In the eclipse che, I am trying to create a runtime stack in order to run the CUDA C/C++ programs. hopefully, this feature can be added to eclipse che for the other users in the later versions.
And currently I am using kayush206/cuda-devel image to create the custom cuda stack.
If you are able to expose TCP port of nvidia-docker to your host you can use environment variable CHE_DOCKER_DAEMON__URL
in che.env to set URL of TCP port of nvidia-docker. In that case, I think, it should work as you are inspecting. But, sure, if nvidia-docker behaves not exactly in the same way as regular docker do then you might get some challenges.

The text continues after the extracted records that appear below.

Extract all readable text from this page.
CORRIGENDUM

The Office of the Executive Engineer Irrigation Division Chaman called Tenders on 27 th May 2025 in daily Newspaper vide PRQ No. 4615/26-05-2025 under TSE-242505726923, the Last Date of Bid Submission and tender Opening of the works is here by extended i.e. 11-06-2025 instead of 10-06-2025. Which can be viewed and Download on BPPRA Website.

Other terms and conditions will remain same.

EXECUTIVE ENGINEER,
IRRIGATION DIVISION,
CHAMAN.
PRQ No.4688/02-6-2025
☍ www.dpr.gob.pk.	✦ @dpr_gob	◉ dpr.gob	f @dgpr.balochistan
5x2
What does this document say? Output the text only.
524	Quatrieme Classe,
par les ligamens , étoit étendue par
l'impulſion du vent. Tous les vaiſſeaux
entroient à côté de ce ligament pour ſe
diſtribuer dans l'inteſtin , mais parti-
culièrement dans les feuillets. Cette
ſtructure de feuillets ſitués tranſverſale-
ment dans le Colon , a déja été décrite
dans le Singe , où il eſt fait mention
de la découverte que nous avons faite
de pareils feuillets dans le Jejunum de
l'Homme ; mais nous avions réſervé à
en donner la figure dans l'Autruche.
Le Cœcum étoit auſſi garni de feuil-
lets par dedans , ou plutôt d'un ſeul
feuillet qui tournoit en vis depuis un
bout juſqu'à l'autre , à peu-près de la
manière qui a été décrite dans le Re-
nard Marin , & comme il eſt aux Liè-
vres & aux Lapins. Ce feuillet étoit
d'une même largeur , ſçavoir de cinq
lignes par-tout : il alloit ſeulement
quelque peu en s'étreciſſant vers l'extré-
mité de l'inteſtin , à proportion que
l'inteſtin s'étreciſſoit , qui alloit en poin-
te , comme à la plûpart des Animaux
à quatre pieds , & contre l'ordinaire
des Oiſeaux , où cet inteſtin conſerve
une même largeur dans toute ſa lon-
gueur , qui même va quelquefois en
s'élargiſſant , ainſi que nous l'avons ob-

You can try this approach and comment if it goes well or not.
Hi @garagatyi, I tried with your approach but i couldn't solve my problem. Because nvidia-docker passes some additional (external hardware detecting) arguments to docker along with the image and start the default docker daemon. So, even if we expose the nvidia-docker daemon, it will eventually connect to default docker daemon.
nvidia-docker --rm -it kayush206/cuda-devel
is same as--
docker --rm -it \
--volume-driver=nvidia-docker \
--volume=nvidia_driver_375.82:/usr/local/nvidia:ro \
--device=/dev/nvidiactl \
--device=/dev/nvidia-uvm \
--device=/dev/nvidia-uvm-tools \
--device=/dev/nvidia0 \
--device=/dev/nvidia1 \
--device=/dev/nvidia2 \
--device=/dev/nvidia3 \
kayush206/cuda-devel
If somehow I can pass this information with custom stack image, then hopefully the problem will be solved. I also read about CHE_WORKSPACE_VOLUME
argument in che.env file but with that I was
able to pass only the volume not the device information.
If you are willing to be a contributor I believe you can implement this feature yourself. Here are useful links on how to implement injection of devices: 1 2 3 Here is a link that shows how to implement volume driver: link How to add the volume driver field into docker container: Docker API where field is described Che class that needs to be updated
@AK-ayush you can use your custom image to start a workspace.
Thanks @garagatyi @eivantsov I have found a workaround to resolve my issue. I will try to implement the feature as suggested by @garagatyi .
@AK-ayush I am closing the issue due to inactivity. Feel free to reopen if you have questions or just want to share some findings.
Hi, I have a docker image with preinstalled cuda library on ubuntu 14.04. When I run that image using docker, I am not able to run nvidia-smi command but when I run that image using nvidia-docker, I am able to run the nvidia-smi command. So the problem is that I have created a custom runtime stack in eclipse che with that image. And eclipse che run that image using docker (not nvidia-docker), so not able to run any nvidia cuda commands.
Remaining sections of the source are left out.